I don't think it's realistic to expect that you can just say "I was in fear" and then shut up; it goes against all your instincts after an adrenaline dump, and the cops will ask follow up questions. Not talking at all is a lot easier to remember and keep straight. The magic words are "I want to talk to my lawyer"; anything you say in response to a question after that can't be used against you. When you get home, write a letter to your lawyer detailing everything you can remember. A lawyer will go to jail himself before handing over an attorney-client letter, and no judge will allow it into evidence if someone does get it.
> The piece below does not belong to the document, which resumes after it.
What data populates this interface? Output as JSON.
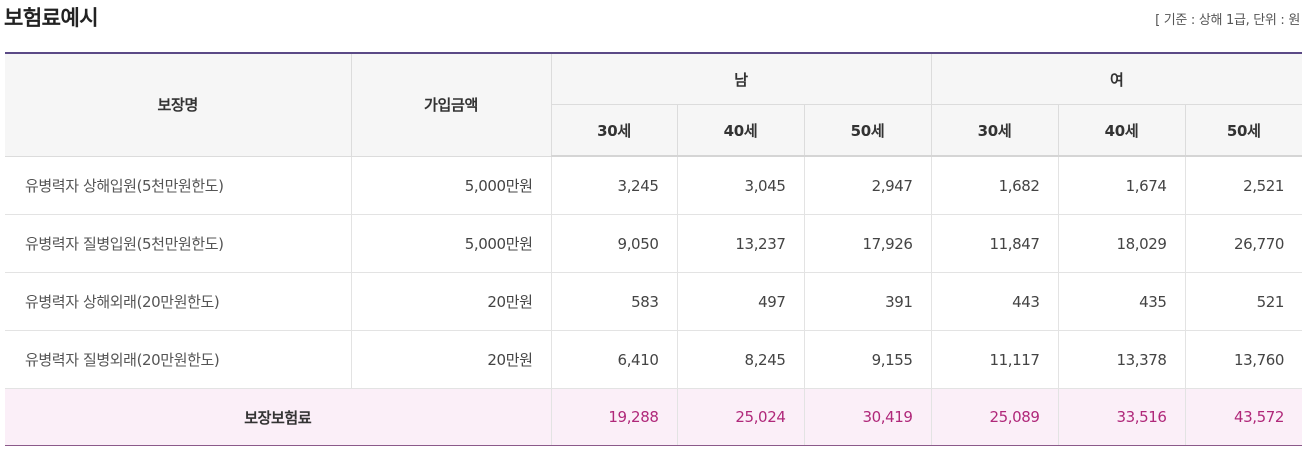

Obviously, who you are, who the shootee is, and where it happened will carry a lot more weight than anything you say. If you shoot someone behind the Bucket of Blood Tavern at 2:00 AM while drunk, you're going to have a hard time selling self defense. If the psycho ex you have a restraining order against kicks in your door and comes at you with an ax, the cops will pat you on the back and walk away.

Bottom line, you can't improve the situation by talking. SHUT THE HELL UP!
 
p35...

"I am a practicing criminal defense lawyer..."
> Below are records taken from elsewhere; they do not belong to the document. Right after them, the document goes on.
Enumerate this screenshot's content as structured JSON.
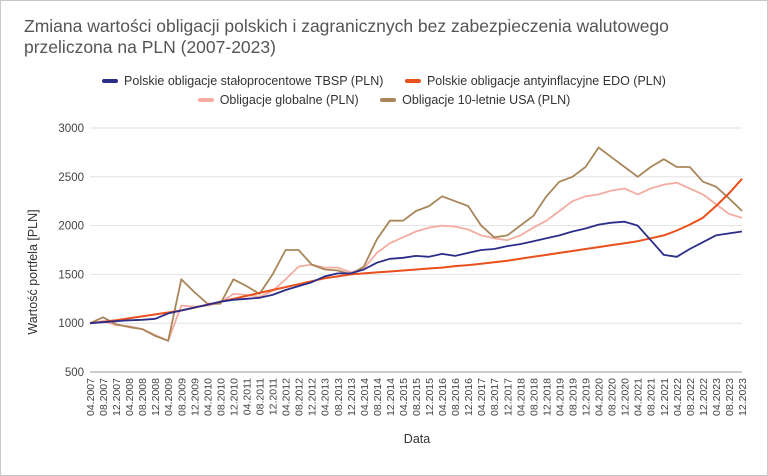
{
  "chart_data": {
    "type": "line",
    "title": "Zmiana wartości obligacji polskich i zagranicznych bez zabezpieczenia walutowego przeliczona na PLN (2007-2023)",
    "xlabel": "Data",
    "ylabel": "Wartość portfela [PLN]",
    "ylim": [
      500,
      3000
    ],
    "yticks": [
      "500",
      "1000",
      "1500",
      "2000",
      "2500",
      "3000"
    ],
    "xticks": [
      "04.2007",
      "08.2007",
      "12.2007",
      "04.2008",
      "08.2008",
      "12.2008",
      "04.2009",
      "08.2009",
      "12.2009",
      "04.2010",
      "08.2010",
      "12.2010",
      "04.2011",
      "08.2011",
      "12.2011",
      "04.2012",
      "08.2012",
      "12.2012",
      "04.2013",
      "08.2013",
      "12.2013",
      "04.2014",
      "08.2014",
      "12.2014",
      "04.2015",
      "08.2015",
      "12.2015",
      "04.2016",
      "08.2016",
      "12.2016",
      "04.2017",
      "08.2017",
      "12.2017",
      "04.2018",
      "08.2018",
      "12.2018",
      "04.2019",
      "08.2019",
      "12.2019",
      "04.2020",
      "08.2020",
      "12.2020",
      "04.2021",
      "08.2021",
      "12.2021",
      "04.2022",
      "08.2022",
      "12.2022",
      "04.2023",
      "08.2023",
      "12.2023"
    ],
    "grid": "horizontal",
    "legend_position": "top",
    "series": [
      {
        "name": "Polskie obligacje stałoprocentowe TBSP (PLN)",
        "color": "#2b2d8a",
        "values": [
          1000,
          1010,
          1020,
          1030,
          1035,
          1045,
          1100,
          1130,
          1160,
          1190,
          1220,
          1240,
          1250,
          1260,
          1290,
          1340,
          1380,
          1420,
          1480,
          1510,
          1510,
          1550,
          1620,
          1660,
          1670,
          1690,
          1680,
          1710,
          1690,
          1720,
          1750,
          1760,
          1790,
          1810,
          1840,
          1870,
          1900,
          1940,
          1970,
          2010,
          2030,
          2040,
          2000,
          1850,
          1700,
          1680,
          1760,
          1830,
          1900,
          1920,
          1940
        ]
      },
      {
        "name": "Polskie obligacje antyinflacyjne EDO (PLN)",
        "color": "#e8501c",
        "values": [
          1000,
          1015,
          1030,
          1050,
          1070,
          1090,
          1110,
          1130,
          1160,
          1190,
          1220,
          1250,
          1280,
          1310,
          1340,
          1370,
          1400,
          1430,
          1460,
          1480,
          1500,
          1510,
          1520,
          1530,
          1540,
          1550,
          1560,
          1570,
          1585,
          1595,
          1610,
          1625,
          1640,
          1660,
          1680,
          1700,
          1720,
          1740,
          1760,
          1780,
          1800,
          1820,
          1840,
          1870,
          1900,
          1950,
          2010,
          2080,
          2200,
          2330,
          2480
        ]
      },
      {
        "name": "Obligacje globalne (PLN)",
        "color": "#f5aca0",
        "values": [
          1000,
          1020,
          980,
          970,
          940,
          880,
          820,
          1180,
          1170,
          1180,
          1210,
          1300,
          1290,
          1270,
          1330,
          1450,
          1580,
          1600,
          1570,
          1570,
          1520,
          1560,
          1720,
          1820,
          1880,
          1940,
          1980,
          2000,
          1990,
          1960,
          1900,
          1870,
          1850,
          1900,
          1980,
          2050,
          2150,
          2250,
          2300,
          2320,
          2360,
          2380,
          2320,
          2380,
          2420,
          2440,
          2380,
          2320,
          2220,
          2120,
          2080
        ]
      },
      {
        "name": "Obligacje 10-letnie USA (PLN)",
        "color": "#a9865a",
        "values": [
          1000,
          1060,
          990,
          960,
          940,
          870,
          820,
          1450,
          1320,
          1200,
          1200,
          1450,
          1380,
          1300,
          1500,
          1750,
          1750,
          1600,
          1550,
          1540,
          1500,
          1580,
          1860,
          2050,
          2050,
          2150,
          2200,
          2300,
          2250,
          2200,
          2000,
          1880,
          1900,
          2000,
          2100,
          2300,
          2450,
          2500,
          2600,
          2800,
          2700,
          2600,
          2500,
          2600,
          2680,
          2600,
          2600,
          2450,
          2400,
          2280,
          2150
        ]
      }
    ]
  }
}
Goody! Please raise your right hand and swear to tell the truth.

Did you read the Ayoob article which started this whole thread? If so, what is your take on what happened and why the accused went to jail.

You presented to very different, virtually opposite scenarios to prove your point, but what about what I refered to as virtually neutral ground? It was neither his home nor the Tavern scenario. A hysterical woman is screaming that he killed her husband, the gross evidence supports that accusation somewhat, yet the accused offered no explanation.

" I don't think it's realistic to expect that you can just say "I was in fear" and then shut up; it goes against all your instincts after an adrenaline dump, and the cops will ask follow up questions."

Most of the people on this board probably practise to survive a lethal encounter without panicking. Is it unreasonable to think that they cannot practise to at least offer a basic explanation to an LEO of what happened without panicking there?

I think threads like this help prepare us at least a little bit for that situation.